16 For God so loved the world that he gave his one and only Son, that whoever believes in him shall not perish but have eternal life. 17 For God did not send his Son into the world to condemn the world, but to save the world through him.18 Whoever believes in him is not condemned, but whoever does not believe stands condemned already because they have not believed in the name of God’s one and only Son. 19 This is the verdict: Light has come into the world, but people loved darkness instead of light because their deeds were evil.20 Everyone who does evil hates the light, and will not come into the light for fear that their deeds will be exposed. 21 But whoever lives by the truth comes into the light, so that it may be seen plainly that what they have done has been done in the sight of God.
(John 3:16-21 NIV)
Yesterday we finished looking at the conversation between Jesus and Nicodemus. Today we shift from Jesus’ words to the Apostle John’s words of explanation and encouragement.
Verse 16 is possibly one of the most well-known and oft-quoted verses in the New Testament. Starting with verse 16, John switches from narrator to preacher, building on Jesus’ words in verses 13, 14, and 15.
John lays out God’s salvation plan in verses 16 through 18, reminding us that God loves us and wants to redeem us, reconcile us to Himself, and restore us to a full relationship with the Trinity. God’s motivation and attitude is not begrudging or belittling; His attitude toward us is pure, unconditional love.
God’s motivation and attitude is not begrudging or belittling; His attitude toward us is pure, unconditional love. We do not have to “get our act together” for God to love us; He loves us in our worst hour, in our most crucial moments. The offer of salvation is unconditional and ever-present to those who have not made the choice to follow Him.
Are you as amazed as I am of the economics of God’s love? God loves us unconditionally and has a vast universe of love for humanity. His love can never be exhausted or depleted. He loves us lavishly and gives His love freely. And He invites us not to hoard His love, but instead to pass it along freely to others. In fact, the more of Christ’s love we give away to others, the more we have in our hearts as a result. Incredible!

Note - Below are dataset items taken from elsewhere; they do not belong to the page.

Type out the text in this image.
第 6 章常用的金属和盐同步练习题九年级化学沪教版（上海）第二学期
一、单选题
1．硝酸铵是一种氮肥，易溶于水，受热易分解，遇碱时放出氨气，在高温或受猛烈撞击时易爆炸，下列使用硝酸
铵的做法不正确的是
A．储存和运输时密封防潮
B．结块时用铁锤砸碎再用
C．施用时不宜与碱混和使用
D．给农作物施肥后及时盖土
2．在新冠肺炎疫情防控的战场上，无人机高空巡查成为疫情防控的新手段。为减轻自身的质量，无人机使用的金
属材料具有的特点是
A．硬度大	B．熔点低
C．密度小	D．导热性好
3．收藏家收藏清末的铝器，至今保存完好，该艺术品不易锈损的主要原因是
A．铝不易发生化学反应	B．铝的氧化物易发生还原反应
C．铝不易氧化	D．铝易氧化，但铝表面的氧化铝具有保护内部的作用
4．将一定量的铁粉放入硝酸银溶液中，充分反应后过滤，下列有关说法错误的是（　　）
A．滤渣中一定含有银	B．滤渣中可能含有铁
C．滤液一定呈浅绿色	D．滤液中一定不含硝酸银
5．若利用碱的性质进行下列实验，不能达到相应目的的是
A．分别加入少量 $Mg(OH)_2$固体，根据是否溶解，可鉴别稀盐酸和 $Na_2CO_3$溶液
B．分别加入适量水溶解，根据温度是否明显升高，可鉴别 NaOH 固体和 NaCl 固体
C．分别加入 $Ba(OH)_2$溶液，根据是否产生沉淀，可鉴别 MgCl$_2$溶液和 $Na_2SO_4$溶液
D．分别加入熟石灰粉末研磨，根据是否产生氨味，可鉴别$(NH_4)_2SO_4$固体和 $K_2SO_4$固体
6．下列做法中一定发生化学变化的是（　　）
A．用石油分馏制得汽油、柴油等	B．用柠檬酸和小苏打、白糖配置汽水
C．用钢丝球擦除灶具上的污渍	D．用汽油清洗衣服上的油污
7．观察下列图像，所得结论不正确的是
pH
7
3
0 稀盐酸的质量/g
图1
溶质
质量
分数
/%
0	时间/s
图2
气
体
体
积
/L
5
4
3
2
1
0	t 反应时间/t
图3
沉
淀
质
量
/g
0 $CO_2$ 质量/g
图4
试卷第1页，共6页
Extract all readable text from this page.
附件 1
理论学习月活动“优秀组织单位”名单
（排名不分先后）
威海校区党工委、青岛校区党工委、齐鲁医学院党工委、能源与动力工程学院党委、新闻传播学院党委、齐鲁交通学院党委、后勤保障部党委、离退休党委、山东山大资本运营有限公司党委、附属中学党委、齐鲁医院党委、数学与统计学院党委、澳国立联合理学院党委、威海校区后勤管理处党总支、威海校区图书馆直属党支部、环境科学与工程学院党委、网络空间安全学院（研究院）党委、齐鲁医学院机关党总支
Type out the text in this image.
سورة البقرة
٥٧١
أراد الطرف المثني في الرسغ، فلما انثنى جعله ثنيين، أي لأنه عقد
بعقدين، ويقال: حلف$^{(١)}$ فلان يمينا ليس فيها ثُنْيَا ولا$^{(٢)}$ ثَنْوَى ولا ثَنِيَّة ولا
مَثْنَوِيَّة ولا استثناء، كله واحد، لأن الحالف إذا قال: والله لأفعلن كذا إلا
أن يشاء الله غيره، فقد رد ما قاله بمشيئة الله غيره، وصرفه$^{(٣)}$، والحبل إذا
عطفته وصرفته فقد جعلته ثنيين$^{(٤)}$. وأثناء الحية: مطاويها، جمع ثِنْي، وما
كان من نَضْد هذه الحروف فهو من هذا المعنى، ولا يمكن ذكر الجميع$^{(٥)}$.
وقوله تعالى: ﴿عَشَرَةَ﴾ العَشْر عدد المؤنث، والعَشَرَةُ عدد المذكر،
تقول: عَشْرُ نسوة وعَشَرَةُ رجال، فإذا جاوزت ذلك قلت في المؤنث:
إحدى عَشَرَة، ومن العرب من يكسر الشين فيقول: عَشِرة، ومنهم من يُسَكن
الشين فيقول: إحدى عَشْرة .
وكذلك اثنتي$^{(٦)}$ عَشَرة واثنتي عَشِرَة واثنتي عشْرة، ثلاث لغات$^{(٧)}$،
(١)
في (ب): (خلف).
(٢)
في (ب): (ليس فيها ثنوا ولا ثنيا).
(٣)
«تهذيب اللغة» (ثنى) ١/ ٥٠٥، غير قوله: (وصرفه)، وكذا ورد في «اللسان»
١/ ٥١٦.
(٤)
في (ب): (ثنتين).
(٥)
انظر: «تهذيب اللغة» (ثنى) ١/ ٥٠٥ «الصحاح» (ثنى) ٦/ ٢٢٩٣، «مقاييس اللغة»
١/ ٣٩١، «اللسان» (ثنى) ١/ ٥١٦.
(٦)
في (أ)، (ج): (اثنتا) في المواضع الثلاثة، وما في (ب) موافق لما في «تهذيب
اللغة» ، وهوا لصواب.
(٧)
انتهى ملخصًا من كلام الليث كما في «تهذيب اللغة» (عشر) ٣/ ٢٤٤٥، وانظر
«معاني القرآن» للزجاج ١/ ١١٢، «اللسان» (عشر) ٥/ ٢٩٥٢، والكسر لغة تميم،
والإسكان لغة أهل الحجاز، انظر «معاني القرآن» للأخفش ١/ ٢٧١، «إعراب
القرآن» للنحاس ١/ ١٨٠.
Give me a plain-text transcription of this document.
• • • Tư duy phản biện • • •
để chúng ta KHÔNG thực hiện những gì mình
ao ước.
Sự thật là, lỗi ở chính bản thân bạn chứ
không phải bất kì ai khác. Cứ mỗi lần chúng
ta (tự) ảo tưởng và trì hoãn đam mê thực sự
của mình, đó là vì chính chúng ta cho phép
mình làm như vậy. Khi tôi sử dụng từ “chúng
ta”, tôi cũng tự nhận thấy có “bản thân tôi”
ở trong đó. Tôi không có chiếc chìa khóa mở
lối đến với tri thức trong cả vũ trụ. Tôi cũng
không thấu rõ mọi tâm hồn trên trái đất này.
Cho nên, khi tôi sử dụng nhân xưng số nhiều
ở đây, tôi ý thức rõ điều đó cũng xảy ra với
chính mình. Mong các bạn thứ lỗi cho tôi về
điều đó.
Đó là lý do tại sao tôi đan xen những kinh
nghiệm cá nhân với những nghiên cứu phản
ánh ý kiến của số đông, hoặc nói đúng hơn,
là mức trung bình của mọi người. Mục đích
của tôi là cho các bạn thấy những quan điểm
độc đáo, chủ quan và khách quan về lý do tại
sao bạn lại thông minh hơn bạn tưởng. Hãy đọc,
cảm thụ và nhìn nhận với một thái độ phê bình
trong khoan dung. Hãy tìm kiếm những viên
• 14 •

In verses 19 through 21, John builds upon verse 18, referring to those who hear the good news of Christ as the way to eternal life but refuse to believe. In verse 19, John examines their motives for not believing. John says that they love the darkness of their sins more than the light of God’s forgiveness, grace, and love.
John uses the familiar analogy of Jesus as light in verses 19 through 21. If you recall, John began his Gospel associating Jesus with light in his prologue (chapter 1, verses 1 – 18).
John concludes in verse 21 that we are not doomed to darkness. We have the choice to move from darkness to light when we believe in Christ as Messiah. While John does not explicitly call out Nicodemus as his example of one who made that choice, he implies that Nicodemus moved from darkness to light and believed in Jesus as Messiah that night. Our study yesterday (as we jumped ahead in John’s Gospel) showed us Nicodemus’ choice.
Why does God love us, even in our sinful state before we come to Christ? The Scriptures don’t explicitly tell us but remind us often that God does love us, that He even likes us and wants to have a personal relationship with us. He invites us into community with the Trinity, to walk and talk and dance with us throughout our life journey.
May we bask in the light of His love today, as we experience the warmth of His favour and affection. And may we share Christ’s love with others, just as He shared His love with us.